Sources close to the matter told the Journal that this is one of the worst known cases of sensitive US technology slipping into the wrong hands.
For their part, US officials do not believe that the Cubans tried to reverse-engineer the missile.
As relations between the US and Cuba have thawed over the last year, the US has simultaneously been trying to get the missile back and determine how exactly it got to Cuba.
"Did someone take a bribe to send it somewhere else? Was it an intelligence operation, or just a series of mistakes? That's what we've been trying to figure out," one US official told the Wall Street Journal
What is known is that Lockheed Martin sent the missile to Europe for a NATO training exercise after getting permission from the State Department. The missile was clearly marked as being subject to intense customs controls.
From Lockheed Martin, it went to Spain. After that, the missile inexplicably began to travel around Europe before ending up in Germany.
By the time officials realized the missile was missing, it was on an Air France flight to Havana.
The Hellfire missile is an air-to-ground, anti-armor projectile that relies on radar sensor technology, an update on laser-guided models of the past. US attack helicopters equipped with Hellfire missiles have been a mainstay in Operations Enduring Freedom and Iraqi Freedom.

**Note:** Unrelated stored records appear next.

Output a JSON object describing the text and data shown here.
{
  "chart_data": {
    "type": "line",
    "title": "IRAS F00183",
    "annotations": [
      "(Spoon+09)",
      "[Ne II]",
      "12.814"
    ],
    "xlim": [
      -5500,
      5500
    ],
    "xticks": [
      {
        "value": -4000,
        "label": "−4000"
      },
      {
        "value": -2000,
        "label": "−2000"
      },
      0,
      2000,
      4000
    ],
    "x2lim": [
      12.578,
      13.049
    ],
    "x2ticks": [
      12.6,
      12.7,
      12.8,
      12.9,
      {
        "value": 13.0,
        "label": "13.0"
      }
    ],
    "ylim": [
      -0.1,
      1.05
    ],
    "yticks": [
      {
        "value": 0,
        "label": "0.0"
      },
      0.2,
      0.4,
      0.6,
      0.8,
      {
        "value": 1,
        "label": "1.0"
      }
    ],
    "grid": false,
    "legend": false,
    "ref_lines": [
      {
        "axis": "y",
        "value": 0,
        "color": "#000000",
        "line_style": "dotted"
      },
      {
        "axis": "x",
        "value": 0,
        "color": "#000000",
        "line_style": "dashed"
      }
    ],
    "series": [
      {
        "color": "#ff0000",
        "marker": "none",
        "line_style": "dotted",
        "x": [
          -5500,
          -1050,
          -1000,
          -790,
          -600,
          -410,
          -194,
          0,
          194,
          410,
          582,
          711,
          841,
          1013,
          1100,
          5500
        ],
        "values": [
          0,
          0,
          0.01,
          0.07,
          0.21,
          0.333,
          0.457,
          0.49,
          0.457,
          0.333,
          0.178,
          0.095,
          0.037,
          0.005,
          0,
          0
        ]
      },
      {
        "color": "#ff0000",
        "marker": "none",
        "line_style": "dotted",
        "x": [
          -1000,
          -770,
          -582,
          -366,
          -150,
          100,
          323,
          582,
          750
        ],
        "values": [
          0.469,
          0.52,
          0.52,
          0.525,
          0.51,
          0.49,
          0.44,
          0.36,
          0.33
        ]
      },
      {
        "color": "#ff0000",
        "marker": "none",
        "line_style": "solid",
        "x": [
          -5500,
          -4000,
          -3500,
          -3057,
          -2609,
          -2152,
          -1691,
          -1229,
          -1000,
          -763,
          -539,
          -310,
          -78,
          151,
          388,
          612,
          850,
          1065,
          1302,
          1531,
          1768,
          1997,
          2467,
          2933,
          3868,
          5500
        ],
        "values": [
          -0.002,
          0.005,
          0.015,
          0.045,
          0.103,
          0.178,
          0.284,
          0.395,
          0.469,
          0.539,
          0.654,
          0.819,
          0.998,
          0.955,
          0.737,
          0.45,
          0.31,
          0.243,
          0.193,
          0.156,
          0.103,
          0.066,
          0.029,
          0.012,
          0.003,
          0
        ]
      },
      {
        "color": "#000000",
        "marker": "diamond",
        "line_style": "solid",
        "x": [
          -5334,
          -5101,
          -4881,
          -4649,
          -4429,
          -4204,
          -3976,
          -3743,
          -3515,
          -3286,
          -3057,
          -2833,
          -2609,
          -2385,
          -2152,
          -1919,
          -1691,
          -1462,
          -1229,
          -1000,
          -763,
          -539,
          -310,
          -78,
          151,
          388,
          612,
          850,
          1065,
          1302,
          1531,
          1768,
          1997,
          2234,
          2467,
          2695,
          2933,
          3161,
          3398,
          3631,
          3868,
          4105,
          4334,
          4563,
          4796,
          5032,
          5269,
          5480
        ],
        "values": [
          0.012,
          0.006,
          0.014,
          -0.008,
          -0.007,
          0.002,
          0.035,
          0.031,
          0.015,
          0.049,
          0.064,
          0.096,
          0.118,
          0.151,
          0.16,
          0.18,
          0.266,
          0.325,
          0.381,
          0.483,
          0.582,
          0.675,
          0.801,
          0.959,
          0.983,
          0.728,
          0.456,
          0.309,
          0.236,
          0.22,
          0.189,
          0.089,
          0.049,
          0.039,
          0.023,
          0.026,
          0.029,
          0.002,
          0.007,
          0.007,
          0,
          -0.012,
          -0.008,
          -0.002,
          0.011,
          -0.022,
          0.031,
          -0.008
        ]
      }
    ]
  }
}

"Now it's a proliferation concern-someone else now understands how it works and what may have been cutting edge for us is deconstructed and packaged into what other players sell on the open market-and possibly provided to countries that we wouldn't sell to," Peter Singer, a senior fellow at the New America Foundation told the Journal.
Not only has the US sanctioned Cuba, but US arms dealers are also prohibited from selling to Cuba under the Arms Export Control Act.
Thomson Reuters
"Each year, there are about 1,500 disclosures of potential violations to the Arms Export Control Act" the Journal reports.
"This is a complicated business, mistakes are inherent in complicated businesses," a US official told the Journal in defense of the arms trade. "Mistakes are a part of any human endeavor. Mistakes are made."